Because most OACs are funded through prescription plans, oncology practices that have historically relied on IV chemotherapy reimbursements to cover costs now have the potential to lose revenue. These changes could have significant implications for oncology nurses, whose positions may be supported by infusion revenues. Some centers have subsequently opened their own specialty pharmacies that may offset costs and streamline care. 

According to Anderson, “Our center has had its own specialty pharmacy for approximately eight years. The close proximity of the pharmacy allows for efficient interdisciplinary collaboration.” 

Spoelstra also recognizes the need for funding of OAC education programs and has identified the insurance industry as a potential partner. “Some insurance companies are now investigating the reimbursement of oncology practices for use of their nursing staff, rather than the insurance company case manager, to provide patient education for OACs,” she says. “Not only will this approach provide revenue support for oncology nursing positions, but there will also be better continuity of care for patients.” 

Future Directions

“We are entering a very exciting time in the treatment of cancer,” Anderson says. “With improvements in our understanding of the genetic and molecular makeup of cancer, we will continue to see more targeted therapies, many of which are oral. 

“One of the ways that our center has sought to enhance our oral chemotherapy program is through the use of technology and the electronic medical record (EMR),” she continues. “We currently use our EMR to house individual OAC protocols and consents so that all team members have access to them.
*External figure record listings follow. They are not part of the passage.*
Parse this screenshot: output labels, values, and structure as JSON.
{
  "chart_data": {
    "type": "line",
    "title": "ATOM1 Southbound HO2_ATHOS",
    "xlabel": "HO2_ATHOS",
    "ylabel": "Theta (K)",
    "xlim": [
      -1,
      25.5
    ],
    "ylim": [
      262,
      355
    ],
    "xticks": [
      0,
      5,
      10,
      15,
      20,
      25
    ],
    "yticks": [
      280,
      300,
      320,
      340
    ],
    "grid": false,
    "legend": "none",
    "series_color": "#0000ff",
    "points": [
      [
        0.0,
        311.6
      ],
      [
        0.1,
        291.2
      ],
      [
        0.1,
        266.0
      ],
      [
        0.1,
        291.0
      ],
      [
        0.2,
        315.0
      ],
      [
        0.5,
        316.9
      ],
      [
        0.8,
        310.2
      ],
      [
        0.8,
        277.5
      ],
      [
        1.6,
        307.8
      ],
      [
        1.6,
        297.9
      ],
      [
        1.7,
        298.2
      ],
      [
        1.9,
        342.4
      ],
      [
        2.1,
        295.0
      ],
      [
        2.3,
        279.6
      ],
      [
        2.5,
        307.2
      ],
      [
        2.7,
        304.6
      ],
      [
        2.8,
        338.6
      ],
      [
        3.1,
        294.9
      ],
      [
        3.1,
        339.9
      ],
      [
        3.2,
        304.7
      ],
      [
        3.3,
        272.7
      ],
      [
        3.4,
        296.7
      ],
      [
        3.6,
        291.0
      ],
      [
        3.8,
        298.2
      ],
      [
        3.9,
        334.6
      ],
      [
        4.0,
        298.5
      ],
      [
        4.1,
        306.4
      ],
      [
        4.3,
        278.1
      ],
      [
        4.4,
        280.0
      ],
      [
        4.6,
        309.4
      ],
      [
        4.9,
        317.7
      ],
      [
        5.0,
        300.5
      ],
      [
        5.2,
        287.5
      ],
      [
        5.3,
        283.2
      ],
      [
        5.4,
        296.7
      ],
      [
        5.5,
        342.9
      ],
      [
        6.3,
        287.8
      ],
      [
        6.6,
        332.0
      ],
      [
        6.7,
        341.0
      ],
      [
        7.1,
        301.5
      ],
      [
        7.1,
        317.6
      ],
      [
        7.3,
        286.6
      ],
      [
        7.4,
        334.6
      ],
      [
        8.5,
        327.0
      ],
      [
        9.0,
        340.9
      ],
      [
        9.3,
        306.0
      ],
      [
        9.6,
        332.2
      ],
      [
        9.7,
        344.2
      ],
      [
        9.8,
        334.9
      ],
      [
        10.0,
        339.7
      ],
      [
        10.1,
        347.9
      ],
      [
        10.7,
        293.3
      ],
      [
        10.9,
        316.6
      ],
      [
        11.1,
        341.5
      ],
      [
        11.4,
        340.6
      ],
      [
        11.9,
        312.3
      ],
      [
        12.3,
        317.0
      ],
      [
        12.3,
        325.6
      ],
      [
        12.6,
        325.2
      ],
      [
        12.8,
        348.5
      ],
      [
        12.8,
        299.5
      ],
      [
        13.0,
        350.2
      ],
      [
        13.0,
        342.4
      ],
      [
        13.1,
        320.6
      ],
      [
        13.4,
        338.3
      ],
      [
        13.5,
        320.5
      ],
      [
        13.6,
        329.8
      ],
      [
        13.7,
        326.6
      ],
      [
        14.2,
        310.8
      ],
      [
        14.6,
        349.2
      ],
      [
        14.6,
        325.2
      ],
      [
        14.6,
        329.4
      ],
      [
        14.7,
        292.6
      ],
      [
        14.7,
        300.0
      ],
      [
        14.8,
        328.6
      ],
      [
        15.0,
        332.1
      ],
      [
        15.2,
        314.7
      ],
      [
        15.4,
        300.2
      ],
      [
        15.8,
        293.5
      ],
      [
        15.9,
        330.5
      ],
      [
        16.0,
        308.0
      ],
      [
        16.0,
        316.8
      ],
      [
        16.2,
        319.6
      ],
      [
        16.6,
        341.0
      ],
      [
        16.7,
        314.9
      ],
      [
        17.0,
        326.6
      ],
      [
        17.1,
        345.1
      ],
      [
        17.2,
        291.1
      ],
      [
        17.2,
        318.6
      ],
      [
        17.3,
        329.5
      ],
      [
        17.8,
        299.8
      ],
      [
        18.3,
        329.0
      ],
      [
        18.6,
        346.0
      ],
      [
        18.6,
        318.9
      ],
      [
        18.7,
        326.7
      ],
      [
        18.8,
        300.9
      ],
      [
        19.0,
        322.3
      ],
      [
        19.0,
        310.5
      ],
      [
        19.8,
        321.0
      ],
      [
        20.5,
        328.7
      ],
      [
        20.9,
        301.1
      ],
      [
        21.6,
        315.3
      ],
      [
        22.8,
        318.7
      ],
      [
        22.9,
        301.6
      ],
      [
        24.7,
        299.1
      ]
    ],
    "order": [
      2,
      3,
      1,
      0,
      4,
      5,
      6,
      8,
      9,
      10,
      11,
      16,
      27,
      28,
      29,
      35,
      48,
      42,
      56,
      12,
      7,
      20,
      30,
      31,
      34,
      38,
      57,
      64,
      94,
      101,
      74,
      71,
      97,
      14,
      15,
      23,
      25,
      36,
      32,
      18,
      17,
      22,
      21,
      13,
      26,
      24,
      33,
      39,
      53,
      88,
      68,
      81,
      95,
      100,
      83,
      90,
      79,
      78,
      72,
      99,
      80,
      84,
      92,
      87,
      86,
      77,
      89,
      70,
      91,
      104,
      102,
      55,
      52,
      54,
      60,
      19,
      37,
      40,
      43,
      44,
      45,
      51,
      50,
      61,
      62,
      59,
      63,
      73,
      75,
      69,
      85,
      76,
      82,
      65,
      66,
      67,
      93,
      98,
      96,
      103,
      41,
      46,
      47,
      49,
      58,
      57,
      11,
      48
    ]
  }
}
In the future, I envision expanding the capabilities of our EMR platform to include built-in OAC protocols, as well as patient self-reporting options.” 

Spoelstra also recognizes the important role of technology as cancer care evolves to include more OACs. “Some of my present work focuses on collaborating with specialty pharmacies to incorporate a text messaging system to improve patient adherence to OACs,” she says. “I am also investigating the provision of standardized training programs to specialty pharmacies that dispense OACs.” 

The growth of molecular genomics has led to an influx of OACs into the marketplace over the past several years. These changes may have significant consequences for the way oncology care is delivered in the future. 

“Oncology nurses will see a shift in focus and responsibilities from caring for the patient at the chairside to ensuring patient safety and adherence in the home setting,” Anderson concludes. The inherent challenges associated with these changes will continue to evolve over time.